Up on a Dorset heath there is a small herd of fine white and a few auld Shetland cattle. These guys are not only braw looking beasts but they are also doing some special that gets them a big thumbs up from the ground-nesting birds. Heathland will get swamped with trees and dense gorse without large herbivores to keep the vegetation at bay. The cattle browse in a way that massively benefits the  heathland wildlife.

  

We were up there to assist with the monitoring of some of the birds, in particular the nightjars. Nightjars are very special birds with a very cool call. Their 'song' is very distinctive and you can hear it when the males start to sing as the evening fades into dusk for nightjars are birds of the night! By night they fly around hunting moths and other flying insects and by day they sit very tight, so incredibly well camouflaged you would walk right past it without knowing. Only here for part of the year, these birds fly all the way to Africa and well south of the Sahara - see a map here, and some of these Dorset monitored birds have made this journey at least 10 times! 
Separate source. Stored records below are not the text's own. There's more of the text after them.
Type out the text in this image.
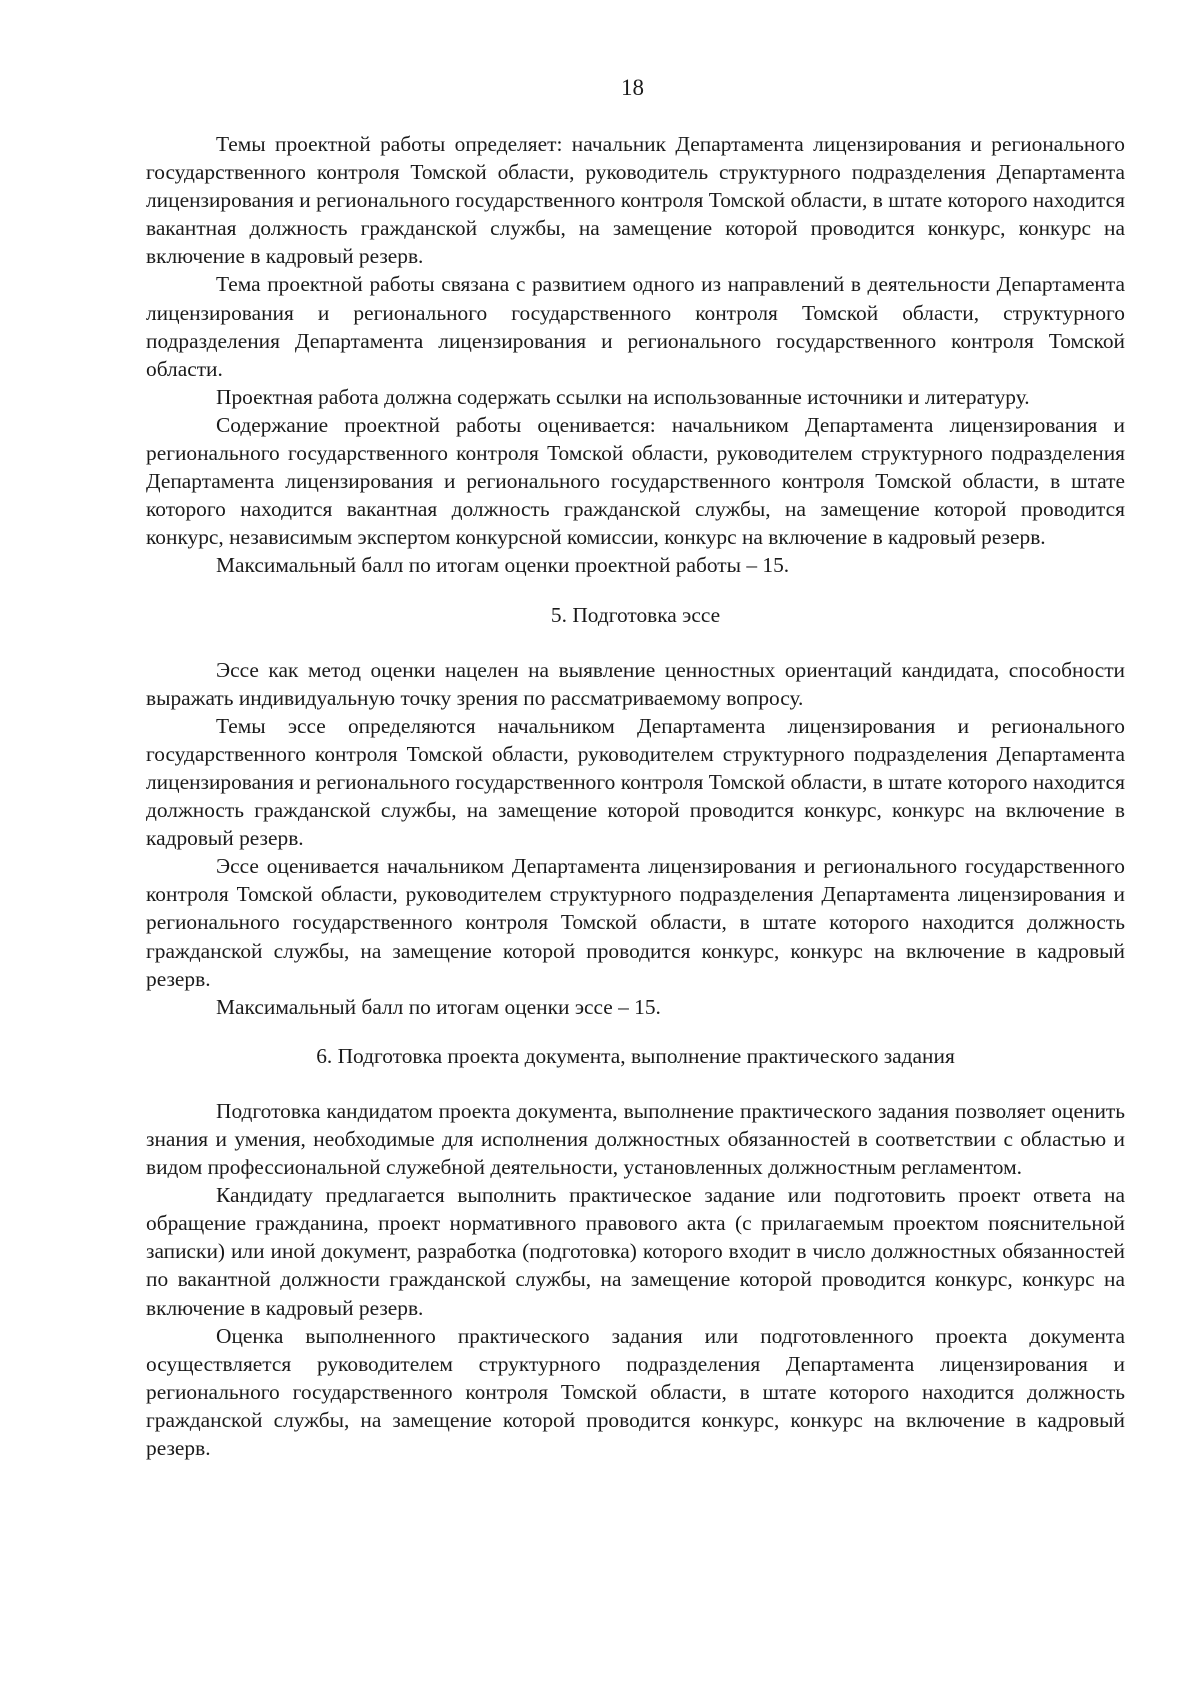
18

Темы проектной работы определяет: начальник Департамента лицензирования и регионального государственного контроля Томской области, руководитель структурного подразделения Департамента лицензирования и регионального государственного контроля Томской области, в штате которого находится вакантная должность гражданской службы, на замещение которой проводится конкурс, конкурс на включение в кадровый резерв.

Тема проектной работы связана с развитием одного из направлений в деятельности Департамента лицензирования и регионального государственного контроля Томской области, структурного подразделения Департамента лицензирования и регионального государственного контроля Томской области.

Проектная работа должна содержать ссылки на использованные источники и литературу.

Содержание проектной работы оценивается: начальником Департамента лицензирования и регионального государственного контроля Томской области, руководителем структурного подразделения Департамента лицензирования и регионального государственного контроля Томской области, в штате которого находится вакантная должность гражданской службы, на замещение которой проводится конкурс, независимым экспертом конкурсной комиссии, конкурс на включение в кадровый резерв.

Максимальный балл по итогам оценки проектной работы – 15.

5. Подготовка эссе

Эссе как метод оценки нацелен на выявление ценностных ориентаций кандидата, способности выражать индивидуальную точку зрения по рассматриваемому вопросу.

Темы эссе определяются начальником Департамента лицензирования и регионального государственного контроля Томской области, руководителем структурного подразделения Департамента лицензирования и регионального государственного контроля Томской области, в штате которого находится должность гражданской службы, на замещение которой проводится конкурс, конкурс на включение в кадровый резерв.

Эссе оценивается начальником Департамента лицензирования и регионального государственного контроля Томской области, руководителем структурного подразделения Департамента лицензирования и регионального государственного контроля Томской области, в штате которого находится должность гражданской службы, на замещение которой проводится конкурс, конкурс на включение в кадровый резерв.

Максимальный балл по итогам оценки эссе – 15.

6. Подготовка проекта документа, выполнение практического задания

Подготовка кандидатом проекта документа, выполнение практического задания позволяет оценить знания и умения, необходимые для исполнения должностных обязанностей в соответствии с областью и видом профессиональной служебной деятельности, установленных должностным регламентом.

Кандидату предлагается выполнить практическое задание или подготовить проект ответа на обращение гражданина, проект нормативного правового акта (с прилагаемым проектом пояснительной записки) или иной документ, разработка (подготовка) которого входит в число должностных обязанностей по вакантной должности гражданской службы, на замещение которой проводится конкурс, конкурс на включение в кадровый резерв.

Оценка выполненного практического задания или подготовленного проекта документа осуществляется руководителем структурного подразделения Департамента лицензирования и регионального государственного контроля Томской области, в штате которого находится должность гражданской службы, на замещение которой проводится конкурс, конкурс на включение в кадровый резерв.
The evening was full of calling males, a few midges and the occasional wheep wheep call of the male in flight. We were extremely privileged to see one of these fantastic birds up close, a one year old female from last year.  Apart from th cryptic plumage, what struck me was the size of those eyes, and we could clearly see the big moth-funnelling bristles at her gape. After reading the ring number and checking on her condition she was quickly released and we caught a glimpse of her as she vanished back into the night.